Gyllenhaal plays Billy with all the believable tics of a veteran boxer. Raised by the system, Billy lacks formal education and complicates that with more than a decade’s worth of head injuries, resulting in self-conscious mumbles in polite conversation or speeches and mumbled half-thoughts in private. The actor’s willingness to take actual punches in lieu of a stunt double smacks of FYC grandstanding, but it pays off in the authentic reactions of mixed agony and glee when fighters land hits on Billy, who uses bouts as a means of inviting self-martyring punishment. Gyllenhaal, wincing and grunting with each real punch to the stomach and body, doesn’t have to fake the strained satisfaction on his face when Billy goads an opponent into pummeling him in the hopes of beating out his demons.

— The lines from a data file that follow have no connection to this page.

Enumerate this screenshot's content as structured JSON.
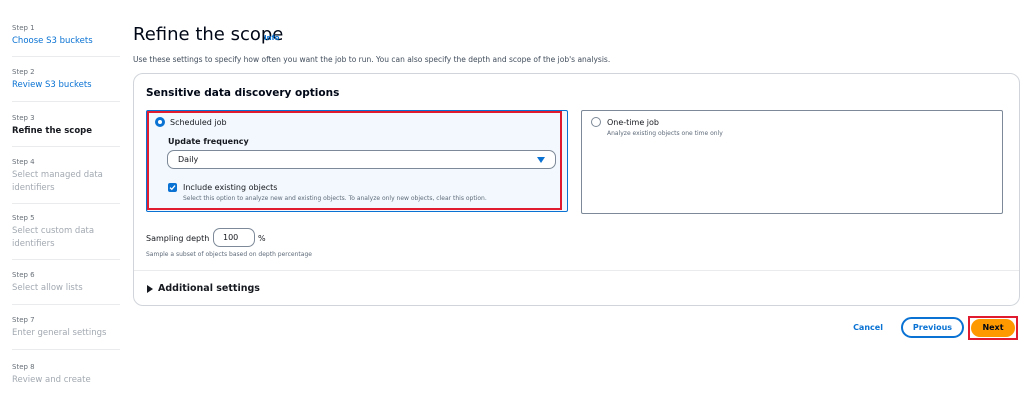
{
  "steps": [
    {
      "num": "Step 1",
      "label": "Choose S3 buckets",
      "state": "link"
    },
    {
      "num": "Step 2",
      "label": "Review S3 buckets",
      "state": "link"
    },
    {
      "num": "Step 3",
      "label": "Refine the scope",
      "state": "current"
    },
    {
      "num": "Step 4",
      "label": "Select managed data identifiers",
      "state": "disabled"
    },
    {
      "num": "Step 5",
      "label": "Select custom data identifiers",
      "state": "disabled"
    },
    {
      "num": "Step 6",
      "label": "Select allow lists",
      "state": "disabled"
    },
    {
      "num": "Step 7",
      "label": "Enter general settings",
      "state": "disabled"
    },
    {
      "num": "Step 8",
      "label": "Review and create",
      "state": "disabled"
    }
  ],
  "header": {
    "title": "Refine the scope",
    "info": "Info",
    "description": "Use these settings to specify how often you want the job to run. You can also specify the depth and scope of the job's analysis."
  },
  "discovery": {
    "title": "Sensitive data discovery options",
    "scheduled": {
      "label": "Scheduled job",
      "selected": true,
      "frequency_label": "Update frequency",
      "frequency_value": "Daily",
      "include_label": "Include existing objects",
      "include_checked": true,
      "include_desc": "Select this option to analyze new and existing objects. To analyze only new objects, clear this option."
    },
    "onetime": {
      "label": "One-time job",
      "selected": false,
      "desc": "Analyze existing objects one time only"
    }
  },
  "sampling": {
    "label": "Sampling depth",
    "value": "100",
    "unit": "%",
    "desc": "Sample a subset of objects based on depth percentage"
  },
  "additional_settings": "Additional settings",
  "footer": {
    "cancel": "Cancel",
    "previous": "Previous",
    "next": "Next"
  },
  "colors": {
    "link": "#0972d3",
    "primary_button": "#ff9900",
    "highlight": "#e01b2f"
  },
  "icons": [
    "radio-selected-icon",
    "radio-unselected-icon",
    "checkbox-checked-icon",
    "dropdown-caret-icon",
    "expand-caret-icon"
  ]
}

Billy’s rampaging male angst and insecurity nonetheless lock Gyllenhaal into a narrow type, and he’s not alone among the cast. Curtis Jackson exudes pure evil as a fight promoter always shoving offers and contracts under Billy’s nose at moments of emotional weakness, while Forest Whitaker counters that greed with the weary but honest wisdom of a small-time gym owner named Tick, who trains disadvantaged and neglected kids. Screenwriter Kurt Sutter peppers in tedious expository nuggets to ensure the characters are defined more simplistically, be it Billy’s orphan status or Tick’s own backstory. The only character with any sense of variation is Leila, though her ostensible complexity is a function of plot convenience, which demands either resentment or affection depending on the scene. Even this child believes her daddy’s only true salvation lies in his fighting prowess, and only forgives him when he pledges to get back to in the ring.
Apart from Gyllenhaal’s committed performance, the only real highlight of the film is Mauro Fiore’s cinematography, shot with harsh, gravelly palettes that lend Billy’s prematurely aged and arthritic body the countenance of a gargoyle. Fiore and director Antoine Fuqua get their best shots in low-light conditions, especially the deep shadows that bathe Tick’s gym when Billy trains in the wee hours of the morning. The pale light drains Gyllenhaal’s flesh tones even further, and Whitaker is placed in obliterating shadows that leave only Tick’s milky, dead eye illuminated. Their training may be the precursor to the redemptive main event, but it’s this expressionistic illustration of a tired man teaching a broken one, the one-eyed man leading the blind, that best articulates an incremental, dedicated approach to self-improvement over the instant validation of victory in the ring.